Uploaded by songable01

New Fed Monetary Policy

advertisement
Overview of Recent Changes to Federal Reserve Monetary Policy
Note to students: In recent years there have been some very significant changes to the way in which the Fed
approaches monetary policy. A summary of those changes is presented below. As you'll see, our text needs some
updating.
The 2008 Financial Crisis, COVID-19, and a realization on the part of the Fed that they have a responsibility to
address not just average unemployment but also the much higher unemployment rates for minorities have all
contributed to these changes.
Please see the following links for further reading:
https://www.stlouisfed.org/on-the-economy/2020/october/key-elements-fed-monetary-policy-strategy
https://www.bloomberg.com/news/articles/2021-06-26/why-the-fed-has-a-new-framework-and-why-it-mattersquicktake (this last link is only available if you have a Bloomberg News subscription)
The main objectives of the Fed are to promote price stability (i.e., control inflation) and full
employment. The Fed uses contractionary and expansionary policy to achieve these two
objectives.
Contractionary policy aims at raising interest rates which helps put the brakes on inflation and
an overheated economy. This has the downside of risking putting the economy into recession
and increasing unemployment.
Expansionary policy aims at keeping interest rates low which should reduce unemployment but
risks promoting inflation.
In recent years the Fed has made some significant changes in the way it pursues its
contractionary and expansionary policies. In the past, changes to the Fed Funds Rate and bank
reserve requirements along with the actions of the Federal Open Market Committee (FOMC)
were the Fed’s main tools to achieve their set targets for inflation and unemployment.

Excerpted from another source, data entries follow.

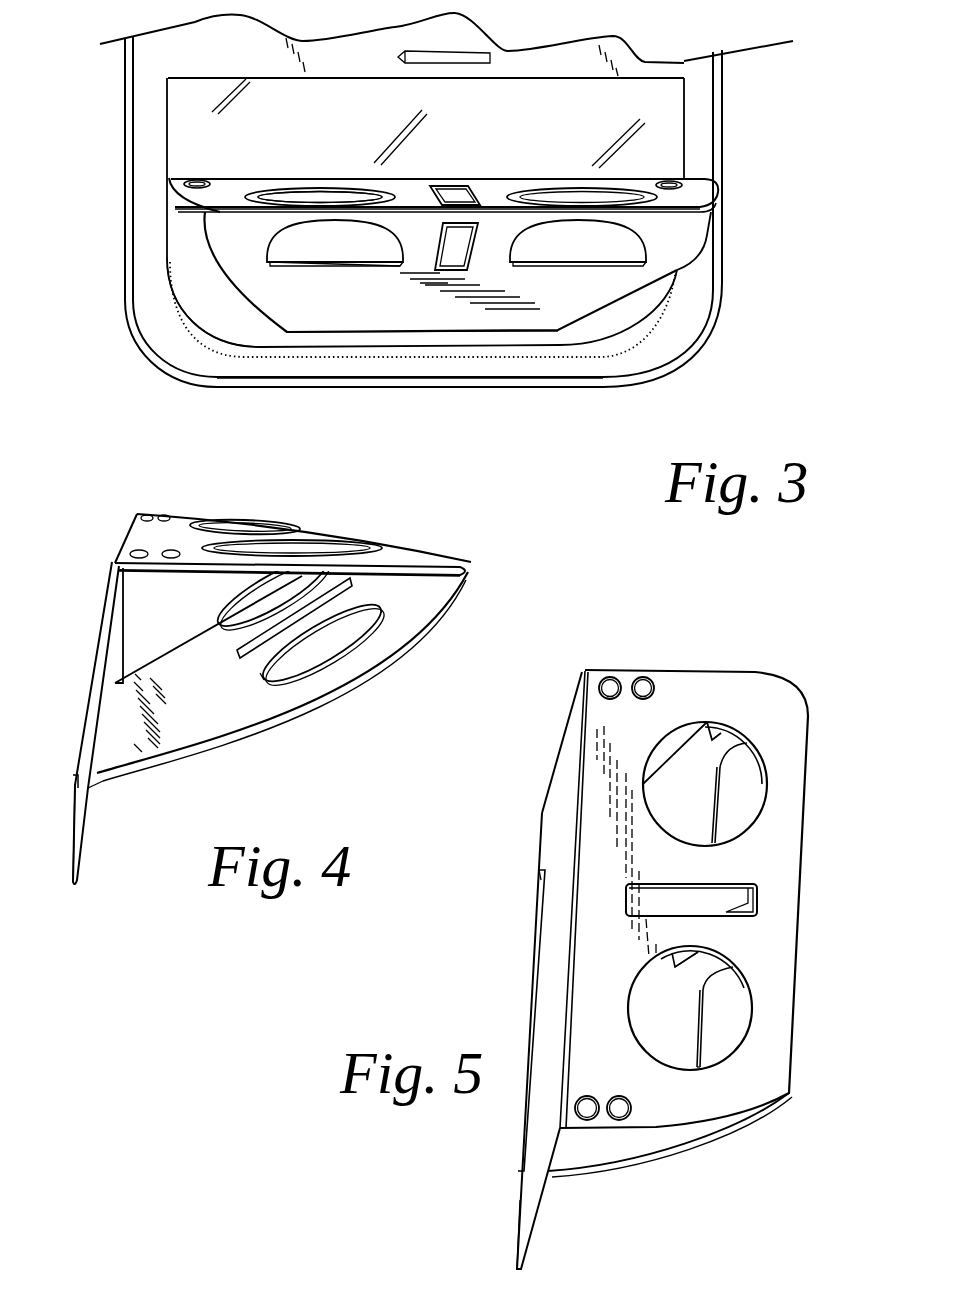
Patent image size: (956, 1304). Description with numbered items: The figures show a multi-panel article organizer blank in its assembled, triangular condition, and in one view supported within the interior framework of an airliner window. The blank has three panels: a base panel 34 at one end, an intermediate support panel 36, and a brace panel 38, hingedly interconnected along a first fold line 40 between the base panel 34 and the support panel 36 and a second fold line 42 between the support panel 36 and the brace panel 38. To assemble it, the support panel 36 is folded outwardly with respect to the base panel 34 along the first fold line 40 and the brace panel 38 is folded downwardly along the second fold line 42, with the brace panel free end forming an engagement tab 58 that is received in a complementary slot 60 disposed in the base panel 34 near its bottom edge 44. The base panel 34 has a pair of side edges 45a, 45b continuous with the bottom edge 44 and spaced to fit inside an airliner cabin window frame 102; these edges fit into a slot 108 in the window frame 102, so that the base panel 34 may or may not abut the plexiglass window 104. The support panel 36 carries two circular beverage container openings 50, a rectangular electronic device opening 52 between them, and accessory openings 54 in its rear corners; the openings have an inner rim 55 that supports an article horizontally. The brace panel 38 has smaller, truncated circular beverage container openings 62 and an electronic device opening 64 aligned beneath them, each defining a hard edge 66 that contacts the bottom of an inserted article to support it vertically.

In FIG. 3, the base panel 34 is at (200, 282).
In FIG. 4, the base panel 34 is at (96, 664).
In FIG. 5, the base panel 34 is at (548, 1138).
In FIG. 3, the intermediate support panel 36 is at (712, 200).
In FIG. 4, the intermediate support panel 36 is at (410, 541).
In FIG. 5, the intermediate support panel 36 is at (585, 1061).
In FIG. 3, the brace panel 38 is at (352, 307).
In FIG. 4, the brace panel 38 is at (246, 743).
In FIG. 5, the brace panel 38 is at (650, 1020).
In FIG. 4, the first fold line 40 is at (118, 562).
In FIG. 5, the first fold line 40 is at (585, 668).
In FIG. 3, the second fold line 42 is at (718, 207).
In FIG. 4, the second fold line 42 is at (471, 573).
In FIG. 3, the base panel bottom edge 44 is at (513, 358).
In FIG. 4, the base panel bottom edge 44 is at (92, 851).
In FIG. 5, the base panel bottom edge 44 is at (515, 1212).
In FIG. 3, the side edge 45a is at (167, 218).
In FIG. 3, the side edge 45b is at (677, 268).
In FIG. 5, the side edge 45b is at (553, 768).
In FIG. 3, the beverage container openings 50 is at (300, 195).
In FIG. 4, the beverage container openings 50 is at (292, 548).
In FIG. 5, the beverage container openings 50 is at (671, 746).
In FIG. 3, the electronic device opening 52 is at (455, 192).
In FIG. 5, the electronic device opening 52 is at (730, 903).
In FIG. 3, the accessory openings 54 is at (199, 180).
In FIG. 4, the accessory openings 54 is at (155, 536).
In FIG. 5, the accessory openings 54 is at (643, 679).
In FIG. 3, the inner rim 55 is at (338, 191).
In FIG. 4, the inner rim 55 is at (244, 524).
In FIG. 5, the inner rim 55 is at (734, 740).
In FIG. 4, the engagement tab 58 is at (75, 783).
In FIG. 5, the engagement tab 58 is at (532, 998).
In FIG. 3, the slot 60 is at (443, 334).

A lot of that has now change. To begin as of March 2020 the Fed reduced reserve requirements
to zero (link). The reason is that since the Financial Crisis in 2008 the Fed has been paying banks
to hold money in reserve and as a result reserve balances at the Fed are already
enormous. This, in turn, has fundamentally changed how the Fed conducts monetary policy.
In brief:
1) The Fed now in effect sets short term rates through the rate they pay banks on excess
reserves (i.e., all reserves at this point). This is called the Interest on Excess Reserves (IOER)
rate.
2) The Fed no longer uses Open Market Operations to influence interest rates because their
balance sheet is so large (because of 1 above) that open market operations would be too small
to have any effect on rates. Paying banks to hold money in reserve is a much more direct way
to influence interest rates. The IOER in effect sets a floor on interest rates since banks are
unlikely to want to lend at a rate lower than what they can earn by holding money at the Fed.
Here's a good link explaining the new system. https://www.frbsf.org/economicresearch/publications/economic-letter/2019/june/why-is-fed-balance-sheet-still-so-big/
Note also that in August 2020 the Fed changed how it sets policy targets for inflation and
unemployment. Prior to this change the Fed was pursuing a target rate of 2% for inflation and
roughly 4% for unemployment.
In brief:
1) The Fed is now pursuing an “average 2% rate” for inflation which means they will allow
inflation to overshoot their target of 2% in times of recovery, and
2) Rather than settling for their previous target of average full employment for the whole
economy they will allow average unemployment to continue to fall so long as inflation
remains low. This is intended to redefine full employment as a “broad based and inclusive
goal” that includes the generally much higher unemployment rates for Blacks and Hispanics.
The new policy seeks to use monetary policy to directly address these inequalities.